L'intérêt des communes et le lobby touristique
Du coup, le « débat de société » souhaité par Yves-Michel Dahoui sera fatalement incomplet. Car une autre problématique n'est pas non plus traitée par la consultation du 10 décembre. « Qu'il y ait trois bulletins au lieu de deux ne change pas grand chose. Ce n'est pas la bonne question qui est posée. Faut-il par exemple que de 3 à 11 ans, les enfants aient les mêmes contraintes de présence à l'école ? », note Karine Laurent. La PEEP, seconde fédération de parents d'élèves, pose à peu près la même question en s' « interrogeant sur le bien fondé de la similitude des rythmes scolaires pour des enfants de 3 et 9 ans par exemple ».
En fait, d'autres intérêts planent sur la consultation. Le premier est porté, on l'a dit plus haut, par les communes qui sont nombreuses à ne pas cacher qu'elles feraient des économies en adoptant la semaine de quatre jours : moins de chauffage, moins de transport, moins de périscolaire pour autant qu'elles aient eu les moyens d'en mettre en place.
Le second est celui d'un secteur économique : « on n'a toujours pas réfléchi à l'année scolaire dans sa globalité, le lobby tourisme passe devant, on est habitué », soupire Karine Laurent : « ils ont encore avancé d'une semaine les vacances de printemps en espérant la neige, alors que la dernière période scolaire est trop longue, intenable, ce que tout le monde dénonce ». L'ancien instituteur François est du même avis : les rythmes scolaires « sont soumis aux intérêts du tourisme... »
Paradoxe : pas d'expert pour les quatre jours
Le troisième intérêt, porté par certaines familles, est plus diffus car les arguments sont très variés.
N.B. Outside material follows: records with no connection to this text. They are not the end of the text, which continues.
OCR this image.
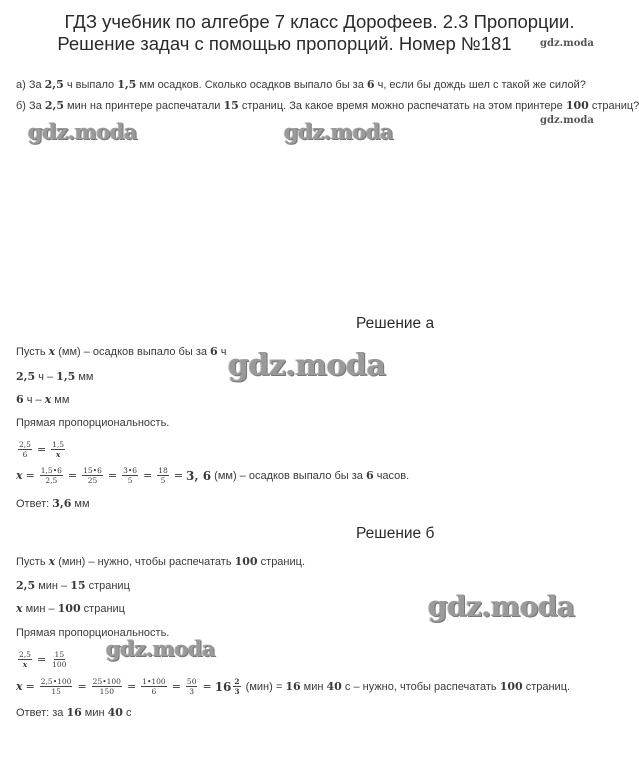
ГДЗ учебник по алгебре 7 класс Дорофеев. 2.3 Пропорции.
Решение задач с помощью пропорций. Номер №181	gdz.moda
а) За 2,5 ч выпало 1,5 мм осадков. Сколько осадков выпало бы за 6 ч, если бы дождь шел с такой же силой?
б) За 2,5 мин на принтере распечатали 15 страниц. За какое время можно распечатать на этом принтере 100 страниц?
gdz.moda
gdz.moda	gdz.moda
Решение а
Пусть x (мм) – осадков выпало бы за 6 ч gdz.moda
2,5 ч – 1,5 мм
6 ч – x мм
Прямая пропорциональность.
$\frac{2,5}{6} = \frac{1,5}{x}$
$x = \frac{1,5•6}{2,5} = \frac{15•6}{25} = \frac{3•6}{5} = \frac{18}{5} = 3$, 6 (мм) – осадков выпало бы за 6 часов.
Ответ: 3,6 мм
Решение б
Пусть x (мин) – нужно, чтобы распечатать 100 страниц.
2,5 мин – 15 страниц
gdz.moda
x мин – 100 страниц
Прямая пропорциональность.
gdz.moda
$\frac{2,5}{x} = \frac{15}{100}$
$x = \frac{2,5•100}{15} = \frac{25•100}{150} = \frac{1•100}{6} = \frac{50}{3} = 16 \frac{2}{3} (мин) = 16$ мин 40 с – нужно, чтобы распечатать 100 страниц.
Ответ: за 16 мин 40 с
Des familles recomposées qui ont des problèmes d'articulation d'emploi du temps aux conditions et horaires de travail qui se durcissent pour certains parents, en passant par les pressions de ceux qui ont les moyens de partir en week-end... Ce faisant, c'est une des promesses de l'école républicaine qui est alors mise à mal, à rebours d'une enquête effectuée par le Snuipp qui évoque une « grosse majorité d'enseignants pour la semaine de quatre jours ».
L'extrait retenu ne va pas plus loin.